As a representative of the Solana Foundation, you participate as a speaker at the sector’s top events across the US, Europe, and Asia: what is the message and the vision of the future you bring to the world? Decentralized networks were born with the goal of revitalizing and sustainably maintaining the original vision of the web, providing digital equality and simplifying existing value-transfer networks — is that truly the case?
I try to bring a message that is optimistic, but also grounded. I absolutely believe in the importance of open systems, permissionless innovation, and broader access. Those ideas are what drew many of us into the space in the first place. But I also think this space has matured to the point where ideals alone are not enough. The technology has to do something real for real people.

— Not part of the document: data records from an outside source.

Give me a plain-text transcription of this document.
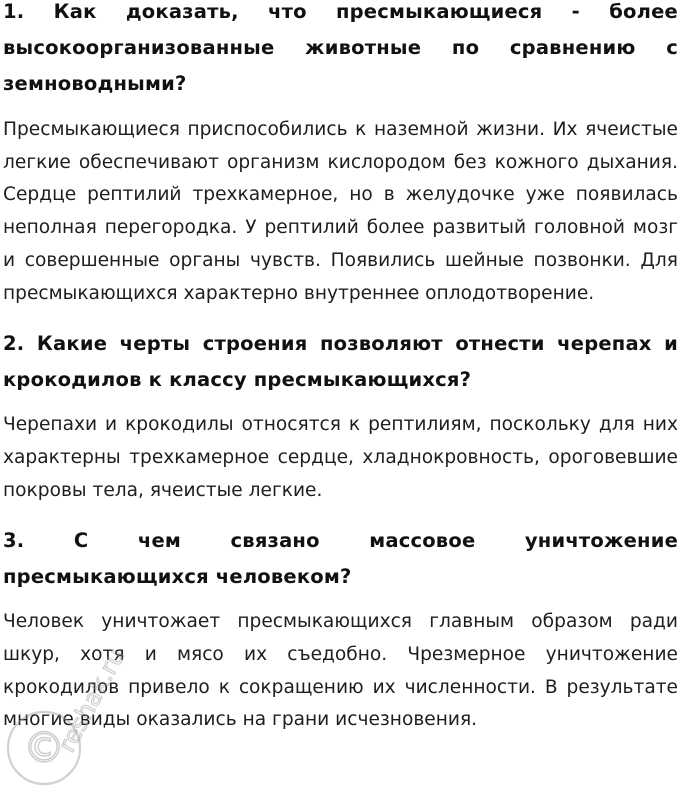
1. Как доказать, что пресмыкающиеся - более высокоорганизованные животные по сравнению с земноводными?

Пресмыкающиеся приспособились к наземной жизни. Их ячеистые легкие обеспечивают организм кислородом без кожного дыхания. Сердце рептилий трехкамерное, но в желудочке уже появилась неполная перегородка. У рептилий более развитый головной мозг и совершенные органы чувств. Появились шейные позвонки. Для пресмыкающихся характерно внутреннее оплодотворение.

2. Какие черты строения позволяют отнести черепах и крокодилов к классу пресмыкающихся?

Черепахи и крокодилы относятся к рептилиям, поскольку для них характерны трехкамерное сердце, хладнокровность, ороговевшие покровы тела, ячеистые легкие.

3. С чем связано массовое уничтожение пресмыкающихся человеком?

Человек уничтожает пресмыкающихся главным образом ради шкур, хотя и мясо их съедобно. Чрезмерное уничтожение крокодилов привело к сокращению их численности. В результате многие виды оказались на грани исчезновения.

©
reshak.ru
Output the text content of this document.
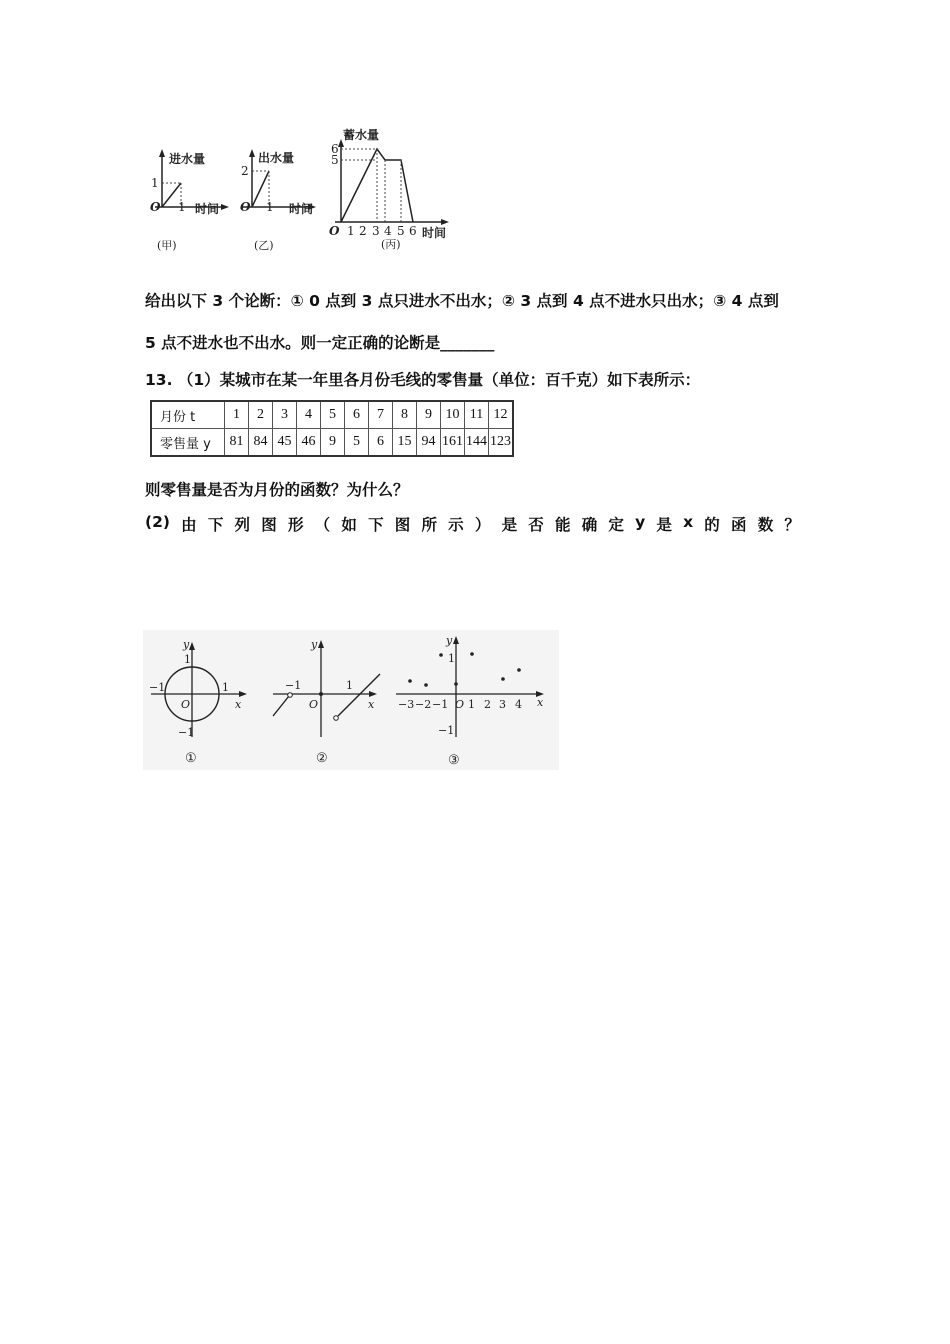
进水量
1
O 1 时间
(甲)
出水量
2
O 1 时间
(乙)
蓄水量
6
5
O 1 2 3 4 5 6 时间
(丙)
给出以下 3 个论断：① 0 点到 3 点只进水不出水；② 3 点到 4 点不进水只出水；③ 4 点到
5 点不进水也不出水。则一定正确的论断是_______
13. （1）某城市在某一年里各月份毛线的零售量（单位：百千克）如下表所示：
月份 t	1	2	3	4	5	6	7	8	9	10	11	12
零售量 y	81	84	45	46	9	5	6	15	94	161	144	123
则零售量是否为月份的函数？为什么？
(2) 由 下 列 图 形 （ 如 下 图 所 示 ） 是 否 能 确 定 y 是 x 的 函 数 ？
y
1
−1	1
−1
O	x
①
y
−1	1
O	x
②
y
1
−1
−3 −2 −1 O 1 2 3 4 x
③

So my view is that decentralized networks matter when they create genuine utility. If they make building easier, settlement faster, coordination more open, or access more global, then they are valuable. If they are just theoretically elegant but hard to use or disconnected from real needs, then they will stay niche. I do think the original vision of the web is still worth fighting for. The internet was supposed to be open, participatory, and broadly empowering. In some ways it became that, and in other ways it became more concentrated than many people expected. Decentralized networks are one possible corrective to that, but only if they are actually useful and sustainable.
What gives me confidence is that the conversation has become much more practical. People are spending less time talking in abstractions and more time focusing on products, revenue, developers, users, and long-term viability. That is healthy. It means the industry is growing up. So the vision I usually try to communicate is this: open systems can expand who gets to build, who gets to participate, and how value moves online, but that promise has to be earned through execution. It is not enough to say something is decentralized. It has to create better outcomes.
Can you disclose a bit what’s next in your career pathway? And what is driving you in new directions?
If I look back at my career, the common thread is that I have been drawn to technologies that change the underlying rules of a system. That was true in payments, true in crypto, and it is true in the areas I am most interested in now.
What is pulling me today is a broader set of frontier technologies, especially AI, but also physical systems, robotics, and space tech. What they have in common is that they are foundational. They are not just about making an existing workflow more efficient. They have the potential to open up entirely new capabilities and behaviors.
So the next step for me is less about locking into one narrow lane today and more about being deliberate about where I can have the most impact. I am still motivated by the same things: important technology shifts, ambitious environments, and the chance to help shape a category while it is still being defined.
On a personal note, I would love find a way to reconnect with my Friulan background as well! It always holds a special place in my heart. Mandi Friûl!